CHAPTER 12
Biographical
Queequeg was a native of Rokovoko, an island far away to the West and
South. It is not down on any map; true places never are.
When a new-hatched savage running wild about his native woodlands in
a grass clout, followed by the nibbling goats, as if he were a green sapling;
even then, in Queequeg’s ambitious soul, lurked a strong desire to see
something more of Christendom than a specimen whaler or two. His father
was a High Chief, a King; his uncle a High Priest; and on the maternal side
he boasted aunts who were the wives of unconquerable warriors. There was
excellent blood in his veins—royal stuff; though sadly vitiated, I fear, by
the cannibal propensity he nourished in his untutored youth.
A Sag Harbor ship visited his father’s bay, and Queequeg sought a
passage to Christian lands. But the ship, having her full complement of
seamen, spurned his suit; and not all the King his father’s influence could
prevail. But Queequeg vowed a vow. Alone in his canoe, he paddled off to a
distant strait, which he knew the ship must pass through when she quitted
the island. On one side was a coral reef; on the other a low tongue of land,
covered with mangrove thickets that grew out into the water. Hiding his
canoe, still afloat, among these thickets, with its prow seaward, he sat down
in the stern, paddle low in hand; and when the ship was gliding by, like a
flash he darted out; gained her side; with one backward dash of his foot
capsized and sank his canoe; climbed up the chains; and throwing himself
at full length upon the deck, grappled a ring-bolt there, and swore not to let
it go, though hacked in pieces.
In vain the captain threatened to throw him overboard; suspended a
cutlass over his naked wrists; Queequeg was the son of a King, and
Queequeg budged not. Struck by his desperate dauntlessness, and his wild
desire to visit Christendom, the captain at last relented, and told him he
might make himself at home. But this fine young savage— this sea Prince
of Wales, never saw the Captain’s cabin. They put him down among the
sailors, and made a whaleman of him. But like Czar Peter content to toil in
the shipyards of foreign cities, Queequeg disdained no seeming ignominy, if
thereby he might happily gain the power of enlightening his untutored
countrymen. For at bottom—so he told me—he was actuated by a profound
desire to learn among the Christians, the arts whereby to make his people
still happier than they were; and more than that, still better than they were.
But, alas! the practices of whalemen soon convinced him that even
Christians could be both miserable and wicked; infinitely more so, than all
his father’s heathens. Arrived at last in old Sag Harbor; and seeing what the
sailors did there; and then going on to Nantucket, and seeing how they
spent their wages in that place also, poor Queequeg gave it up for lost.
Thought he, it’s a wicked world in all meridians; I’ll die a pagan.
And thus an old idolator at heart, he yet lived among these Christians,
wore their clothes, and tried to talk their gibberish. Hence the queer ways
about him, though now some time from home.
By hints I asked him whether he did not propose going back, and having
a coronation; since he might now consider his father dead and gone, he
being very old and feeble at the last accounts.

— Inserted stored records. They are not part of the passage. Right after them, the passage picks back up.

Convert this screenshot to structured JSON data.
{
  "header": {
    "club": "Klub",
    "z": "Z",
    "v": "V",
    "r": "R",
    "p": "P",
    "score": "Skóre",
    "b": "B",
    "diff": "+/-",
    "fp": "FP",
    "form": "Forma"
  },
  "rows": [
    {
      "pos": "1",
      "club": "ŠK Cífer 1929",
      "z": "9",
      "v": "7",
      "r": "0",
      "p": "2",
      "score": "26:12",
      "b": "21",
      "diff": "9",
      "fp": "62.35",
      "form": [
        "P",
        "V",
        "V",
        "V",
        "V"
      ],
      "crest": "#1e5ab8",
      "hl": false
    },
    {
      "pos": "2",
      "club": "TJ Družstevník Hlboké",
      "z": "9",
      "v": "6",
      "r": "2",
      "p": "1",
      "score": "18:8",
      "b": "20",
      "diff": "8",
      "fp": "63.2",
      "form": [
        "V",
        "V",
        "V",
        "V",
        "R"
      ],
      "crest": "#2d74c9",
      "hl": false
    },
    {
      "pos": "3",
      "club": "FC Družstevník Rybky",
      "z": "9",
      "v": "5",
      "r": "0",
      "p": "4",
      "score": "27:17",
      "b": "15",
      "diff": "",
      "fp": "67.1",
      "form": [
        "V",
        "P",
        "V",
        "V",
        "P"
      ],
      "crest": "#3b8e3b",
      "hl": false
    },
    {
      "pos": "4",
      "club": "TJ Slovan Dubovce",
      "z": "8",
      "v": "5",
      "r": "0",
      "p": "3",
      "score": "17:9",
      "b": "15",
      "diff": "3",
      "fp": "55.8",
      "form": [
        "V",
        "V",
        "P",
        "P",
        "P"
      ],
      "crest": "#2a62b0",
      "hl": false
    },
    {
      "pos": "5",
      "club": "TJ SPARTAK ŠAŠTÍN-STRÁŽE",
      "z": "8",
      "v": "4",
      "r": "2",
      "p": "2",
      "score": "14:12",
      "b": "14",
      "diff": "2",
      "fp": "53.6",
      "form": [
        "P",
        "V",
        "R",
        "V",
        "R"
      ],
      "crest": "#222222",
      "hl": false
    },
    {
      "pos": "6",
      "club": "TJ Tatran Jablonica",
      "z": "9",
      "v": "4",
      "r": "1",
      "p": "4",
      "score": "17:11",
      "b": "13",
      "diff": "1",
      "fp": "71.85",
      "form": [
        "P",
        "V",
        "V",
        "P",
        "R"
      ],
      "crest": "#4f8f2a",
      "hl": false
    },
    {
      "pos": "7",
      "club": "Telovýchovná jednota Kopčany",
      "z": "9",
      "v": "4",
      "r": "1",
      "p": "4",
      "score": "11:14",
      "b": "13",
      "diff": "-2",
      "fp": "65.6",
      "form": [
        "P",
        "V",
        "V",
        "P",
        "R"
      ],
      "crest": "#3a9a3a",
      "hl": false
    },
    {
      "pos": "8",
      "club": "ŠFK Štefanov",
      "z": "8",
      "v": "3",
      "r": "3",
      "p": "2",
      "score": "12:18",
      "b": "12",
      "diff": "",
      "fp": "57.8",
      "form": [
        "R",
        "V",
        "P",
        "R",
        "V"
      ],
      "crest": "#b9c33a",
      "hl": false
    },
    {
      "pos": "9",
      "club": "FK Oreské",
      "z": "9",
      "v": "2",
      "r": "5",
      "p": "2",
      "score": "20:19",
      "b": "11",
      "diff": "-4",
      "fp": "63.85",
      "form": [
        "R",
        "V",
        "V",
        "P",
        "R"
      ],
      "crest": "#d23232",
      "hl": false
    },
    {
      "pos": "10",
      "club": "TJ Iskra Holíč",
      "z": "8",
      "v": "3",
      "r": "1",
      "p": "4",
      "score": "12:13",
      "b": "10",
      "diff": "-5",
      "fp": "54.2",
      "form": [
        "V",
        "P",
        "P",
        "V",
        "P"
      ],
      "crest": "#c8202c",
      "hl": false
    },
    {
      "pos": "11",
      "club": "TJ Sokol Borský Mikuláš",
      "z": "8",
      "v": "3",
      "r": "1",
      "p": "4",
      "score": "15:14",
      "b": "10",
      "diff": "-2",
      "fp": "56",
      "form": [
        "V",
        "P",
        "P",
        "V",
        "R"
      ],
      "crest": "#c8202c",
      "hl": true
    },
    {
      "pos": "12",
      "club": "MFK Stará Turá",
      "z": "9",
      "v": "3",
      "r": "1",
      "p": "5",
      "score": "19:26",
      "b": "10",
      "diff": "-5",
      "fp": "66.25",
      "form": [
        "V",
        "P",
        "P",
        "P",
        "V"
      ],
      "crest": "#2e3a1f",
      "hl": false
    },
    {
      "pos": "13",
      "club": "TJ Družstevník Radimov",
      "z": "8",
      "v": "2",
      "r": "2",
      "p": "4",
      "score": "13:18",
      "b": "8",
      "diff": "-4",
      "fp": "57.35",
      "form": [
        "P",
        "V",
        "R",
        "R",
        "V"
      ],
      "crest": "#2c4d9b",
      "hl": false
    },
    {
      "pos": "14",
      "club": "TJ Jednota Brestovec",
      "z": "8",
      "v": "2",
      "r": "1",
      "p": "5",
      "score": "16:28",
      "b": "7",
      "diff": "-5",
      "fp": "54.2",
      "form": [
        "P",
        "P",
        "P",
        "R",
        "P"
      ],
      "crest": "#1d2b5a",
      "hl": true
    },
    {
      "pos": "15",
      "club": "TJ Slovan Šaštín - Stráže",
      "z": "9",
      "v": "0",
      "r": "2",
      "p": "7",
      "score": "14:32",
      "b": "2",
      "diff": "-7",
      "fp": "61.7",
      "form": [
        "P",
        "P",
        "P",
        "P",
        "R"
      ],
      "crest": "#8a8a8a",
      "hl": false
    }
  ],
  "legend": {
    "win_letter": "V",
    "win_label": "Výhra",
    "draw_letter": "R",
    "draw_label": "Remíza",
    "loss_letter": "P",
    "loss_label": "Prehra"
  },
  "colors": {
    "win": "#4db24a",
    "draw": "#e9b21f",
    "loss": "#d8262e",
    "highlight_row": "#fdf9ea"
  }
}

He answered no, not yet; and
added that he was fearful Christianity, or rather Christians, had unfitted him
for ascending the pure and undefiled throne of thirty pagan Kings before
him. But by and by, he said, he would return,—as soon as he felt himself
baptized again. For the nonce, however, he proposed to sail about, and sow
his wild oats in all four oceans. They had made a harpooneer of him, and
that barbed iron was in lieu of a sceptre now.
I asked him what might be his immediate purpose, touching his future
movements. He answered, to go to sea again, in his old vocation. Upon this,
I told him that whaling was my own design, and informed him of my
intention to sail out of Nantucket, as being the most promising port for an
adventurous whaleman to embark from. He at once resolved to accompany
me to that island, ship aboard the same vessel, get into the same watch, the
same boat, the same mess with me, in short to share my every hap; with
both my hands in his, boldly dip into the Potluck of both worlds. To all this
I joyously assented; for besides the affection I now felt for Queequeg, he
was an experienced harpooneer, and as such, could not fail to be of great
usefulness to one, who, like me, was wholly ignorant of the mysteries of
whaling, though well acquainted with the sea, as known to merchant
seamen.
His story being ended with his pipe’s last dying puff, Queequeg embraced
me, pressed his forehead against mine, and blowing out the light, we rolled
over from each other, this way and that, and very soon were sleeping.